George Osborne has so far been effective in casting austerity as the unavoidable consequence of Labour’s misrule, with unpleasant consequences as a marginal cost. That justification will decay over time. The next £12bn to come out of welfare spending, with a disproportionate impact on the low-paid and disabled, will inevitably look vindictive.

Already it seems perverse for the chancellor to be publishing an “emergency” budget in July, just four months after a budget that he described as a model of long-term planning. The “emergency” element is the need to write the remnants of Lib Dem influence out of the fiscal programme and bring it in line with a manifesto that hardly anyone in the Treasury expected to have to implement undiluted by concessions in a renewed coalition.

Some Tories would even concede Miliband had valid points on the economy and his targeting of 'vested interests'

Osborne’s calculation is that, with Labour and Lib Dems routed, the only source of dangerous dissent in the coming months – perhaps years – will be other Tories. Precedent says it is the right who will kick up a fuss. So it is in satisfying their appetites that the political capital amassed by a surprise election victory must be spent.

An alternative would be to confound expectations with an act of humility, acknowledging that millions of voters are still unpersuaded that Tory hearts are in the right place – scrapping the bedroom tax, for example, or reviewing the sanctions that punish jobseekers for the tiniest failure to meet conditions set for the receipt of benefits. (I’m told by friends of Nick Clegg that he expected Cameron to offer such a gesture in his first 100 days.)

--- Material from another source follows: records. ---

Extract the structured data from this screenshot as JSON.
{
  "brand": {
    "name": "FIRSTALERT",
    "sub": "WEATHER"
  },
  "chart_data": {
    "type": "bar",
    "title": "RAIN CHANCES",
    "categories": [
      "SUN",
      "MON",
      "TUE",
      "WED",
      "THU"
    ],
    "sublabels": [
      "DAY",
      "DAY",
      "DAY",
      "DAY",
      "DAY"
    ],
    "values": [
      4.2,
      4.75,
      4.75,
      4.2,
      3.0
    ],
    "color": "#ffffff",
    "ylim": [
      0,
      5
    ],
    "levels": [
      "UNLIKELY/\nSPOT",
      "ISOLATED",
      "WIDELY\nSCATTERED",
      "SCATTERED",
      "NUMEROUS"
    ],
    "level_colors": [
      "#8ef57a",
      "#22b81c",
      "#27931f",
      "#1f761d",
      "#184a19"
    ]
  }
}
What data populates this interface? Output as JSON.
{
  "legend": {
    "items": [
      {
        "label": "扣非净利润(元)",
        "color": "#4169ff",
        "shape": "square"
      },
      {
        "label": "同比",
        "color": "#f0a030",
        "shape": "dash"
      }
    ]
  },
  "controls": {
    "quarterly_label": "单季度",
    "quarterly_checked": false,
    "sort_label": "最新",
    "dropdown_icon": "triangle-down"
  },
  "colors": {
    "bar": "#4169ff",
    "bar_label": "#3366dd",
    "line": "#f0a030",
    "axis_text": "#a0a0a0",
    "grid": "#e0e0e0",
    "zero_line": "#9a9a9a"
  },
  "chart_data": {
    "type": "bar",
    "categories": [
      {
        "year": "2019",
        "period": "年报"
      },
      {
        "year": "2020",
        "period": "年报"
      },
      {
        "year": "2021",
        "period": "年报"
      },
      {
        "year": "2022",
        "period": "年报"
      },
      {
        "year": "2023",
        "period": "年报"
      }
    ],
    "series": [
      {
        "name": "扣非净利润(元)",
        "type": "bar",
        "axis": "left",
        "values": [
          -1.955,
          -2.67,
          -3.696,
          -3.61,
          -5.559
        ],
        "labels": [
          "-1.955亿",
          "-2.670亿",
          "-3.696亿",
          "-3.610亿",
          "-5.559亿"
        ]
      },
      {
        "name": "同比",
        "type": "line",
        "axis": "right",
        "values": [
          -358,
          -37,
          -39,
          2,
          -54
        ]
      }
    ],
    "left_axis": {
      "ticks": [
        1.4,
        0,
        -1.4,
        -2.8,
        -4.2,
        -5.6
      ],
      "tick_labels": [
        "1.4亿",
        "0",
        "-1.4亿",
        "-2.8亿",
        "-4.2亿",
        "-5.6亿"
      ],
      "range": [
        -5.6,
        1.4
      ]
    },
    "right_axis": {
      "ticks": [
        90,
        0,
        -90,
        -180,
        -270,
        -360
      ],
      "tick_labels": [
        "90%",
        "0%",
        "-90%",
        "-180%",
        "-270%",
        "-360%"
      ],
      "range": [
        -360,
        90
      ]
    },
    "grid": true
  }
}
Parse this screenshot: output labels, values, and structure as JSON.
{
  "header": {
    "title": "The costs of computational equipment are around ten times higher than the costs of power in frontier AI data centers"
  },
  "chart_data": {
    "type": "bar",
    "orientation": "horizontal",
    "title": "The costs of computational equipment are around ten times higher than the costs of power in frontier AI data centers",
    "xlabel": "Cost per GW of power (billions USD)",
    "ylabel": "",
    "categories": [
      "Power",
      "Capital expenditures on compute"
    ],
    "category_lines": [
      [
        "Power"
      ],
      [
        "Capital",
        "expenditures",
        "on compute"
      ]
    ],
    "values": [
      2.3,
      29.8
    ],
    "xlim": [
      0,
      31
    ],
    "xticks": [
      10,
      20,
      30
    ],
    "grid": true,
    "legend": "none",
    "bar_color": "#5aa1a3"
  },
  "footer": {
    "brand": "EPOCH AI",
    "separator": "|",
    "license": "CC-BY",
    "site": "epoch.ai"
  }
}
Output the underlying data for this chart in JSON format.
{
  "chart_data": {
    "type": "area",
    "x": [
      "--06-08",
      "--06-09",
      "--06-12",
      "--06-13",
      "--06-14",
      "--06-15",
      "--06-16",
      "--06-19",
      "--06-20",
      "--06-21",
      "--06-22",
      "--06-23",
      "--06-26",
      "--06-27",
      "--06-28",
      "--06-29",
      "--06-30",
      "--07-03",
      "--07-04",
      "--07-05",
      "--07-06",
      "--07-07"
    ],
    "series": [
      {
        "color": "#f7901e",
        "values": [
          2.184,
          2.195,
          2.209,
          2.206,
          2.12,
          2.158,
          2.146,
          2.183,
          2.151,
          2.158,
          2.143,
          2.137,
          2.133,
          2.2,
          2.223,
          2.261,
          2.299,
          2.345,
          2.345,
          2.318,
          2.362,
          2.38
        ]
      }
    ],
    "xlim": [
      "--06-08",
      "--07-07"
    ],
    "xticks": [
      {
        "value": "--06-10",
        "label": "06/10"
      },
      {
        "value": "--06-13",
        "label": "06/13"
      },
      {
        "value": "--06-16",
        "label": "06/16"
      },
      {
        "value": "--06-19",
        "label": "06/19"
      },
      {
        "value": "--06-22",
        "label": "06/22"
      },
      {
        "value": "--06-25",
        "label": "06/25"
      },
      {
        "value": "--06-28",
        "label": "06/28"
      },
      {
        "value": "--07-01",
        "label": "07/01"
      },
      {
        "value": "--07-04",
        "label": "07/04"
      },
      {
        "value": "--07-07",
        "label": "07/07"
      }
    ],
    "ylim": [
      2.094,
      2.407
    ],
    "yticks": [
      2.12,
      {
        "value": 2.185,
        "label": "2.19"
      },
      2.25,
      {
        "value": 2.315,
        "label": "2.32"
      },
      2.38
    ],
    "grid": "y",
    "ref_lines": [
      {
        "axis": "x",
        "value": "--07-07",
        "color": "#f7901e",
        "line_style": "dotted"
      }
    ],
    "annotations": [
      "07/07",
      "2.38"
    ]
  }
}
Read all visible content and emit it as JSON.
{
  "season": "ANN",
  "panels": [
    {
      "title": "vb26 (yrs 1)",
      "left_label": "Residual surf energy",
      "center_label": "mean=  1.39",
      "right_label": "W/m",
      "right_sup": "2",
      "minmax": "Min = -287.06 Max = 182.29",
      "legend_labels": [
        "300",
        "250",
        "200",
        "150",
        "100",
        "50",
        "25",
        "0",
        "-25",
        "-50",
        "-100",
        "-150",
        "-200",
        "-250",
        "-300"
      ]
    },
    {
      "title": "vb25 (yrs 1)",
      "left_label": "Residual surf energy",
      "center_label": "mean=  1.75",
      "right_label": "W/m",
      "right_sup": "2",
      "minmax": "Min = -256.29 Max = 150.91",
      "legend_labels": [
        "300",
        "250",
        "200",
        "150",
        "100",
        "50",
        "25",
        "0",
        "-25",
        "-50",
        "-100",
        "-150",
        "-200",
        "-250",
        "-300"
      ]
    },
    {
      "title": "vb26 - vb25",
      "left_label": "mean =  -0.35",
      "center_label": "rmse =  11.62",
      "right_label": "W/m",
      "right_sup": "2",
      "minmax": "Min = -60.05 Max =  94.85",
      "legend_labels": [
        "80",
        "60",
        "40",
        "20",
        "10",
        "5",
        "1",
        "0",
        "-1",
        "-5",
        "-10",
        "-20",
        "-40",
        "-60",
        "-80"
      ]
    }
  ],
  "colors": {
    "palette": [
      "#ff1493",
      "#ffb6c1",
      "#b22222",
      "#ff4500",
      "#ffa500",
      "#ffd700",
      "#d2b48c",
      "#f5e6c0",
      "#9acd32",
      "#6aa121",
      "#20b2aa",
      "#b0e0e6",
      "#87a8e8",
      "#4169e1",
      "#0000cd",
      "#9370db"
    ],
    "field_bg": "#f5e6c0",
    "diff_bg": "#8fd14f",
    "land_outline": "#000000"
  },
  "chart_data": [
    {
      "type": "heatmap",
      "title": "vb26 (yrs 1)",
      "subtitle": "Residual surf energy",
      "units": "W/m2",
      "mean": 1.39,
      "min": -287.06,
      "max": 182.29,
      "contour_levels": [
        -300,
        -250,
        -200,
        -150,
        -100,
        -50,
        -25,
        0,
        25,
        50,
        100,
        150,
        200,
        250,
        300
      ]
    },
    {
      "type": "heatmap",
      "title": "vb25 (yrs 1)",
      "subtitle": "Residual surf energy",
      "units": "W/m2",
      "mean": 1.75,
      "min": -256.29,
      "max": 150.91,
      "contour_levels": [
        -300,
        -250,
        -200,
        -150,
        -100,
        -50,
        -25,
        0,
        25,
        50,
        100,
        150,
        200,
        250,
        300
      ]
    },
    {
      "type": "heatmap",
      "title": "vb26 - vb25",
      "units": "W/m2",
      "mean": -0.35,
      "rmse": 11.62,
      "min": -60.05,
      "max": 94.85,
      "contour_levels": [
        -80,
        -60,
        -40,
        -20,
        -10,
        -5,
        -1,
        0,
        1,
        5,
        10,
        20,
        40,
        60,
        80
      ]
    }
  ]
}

I have tested this idea on a range of Tory MPs and it gets no traction. Some accept that even well-intentioned welfare reforms have vicious unintended consequences but balk at the prospect of a humiliating U-turn. Others seem to see any loosening of the screws as a concession to weak-minded socialism. This hardening is not exclusive to the neo-Thatcherite ultras. There is a mood of exuberant vindication in the parliamentary Conservative party that is treating the election as the irrefutable demolition of every complaint made about the party over the past five years. Several times I have heard Tory MPs wonder aloud if there is any point to Labour or Lib Dems anymore. “The hubris is through the roof,” says one disillusioned liberal Tory.

Cameron thinks he is responding to victory magnanimously, reaching for the rhetorical centre. He has rehabilitated the language of “one-nation” Conservatism; he expects Osborne’s “northern powerhouse” plans for regional devolution to restore Tory fortunes beyond the party’s southern heartlands. He will find an extra £8bn for the NHS budget. But those measures will not diminish perceptions of Tory heartlessness because they all flow from the same habit of treating social conscience as something to be simulated with political tactics or subsumed into long-term economic reform. True compassion means helping people in need now, not explaining how today’s pain is required to save future generations.

It is not clear where that pressure will now come from. In coalition, the moderate “wet” side of the Tory party was largely silent: partly because Clegg monopolised liberal dissent within government; partly for fear of undermining Cameron and ending up with a leader who would be even less interested in their qualms. Some secretly felt that another coalition might be preferable to a situation where the hard right called the shots. Well that is what they have now and still they are silent. So if there are Conservatives with reservations about Cameron’s rightward course they should make themselves heard. Otherwise they may as well go looking for their lost political purpose elsewhere. Perhaps they could join the Lib Dems.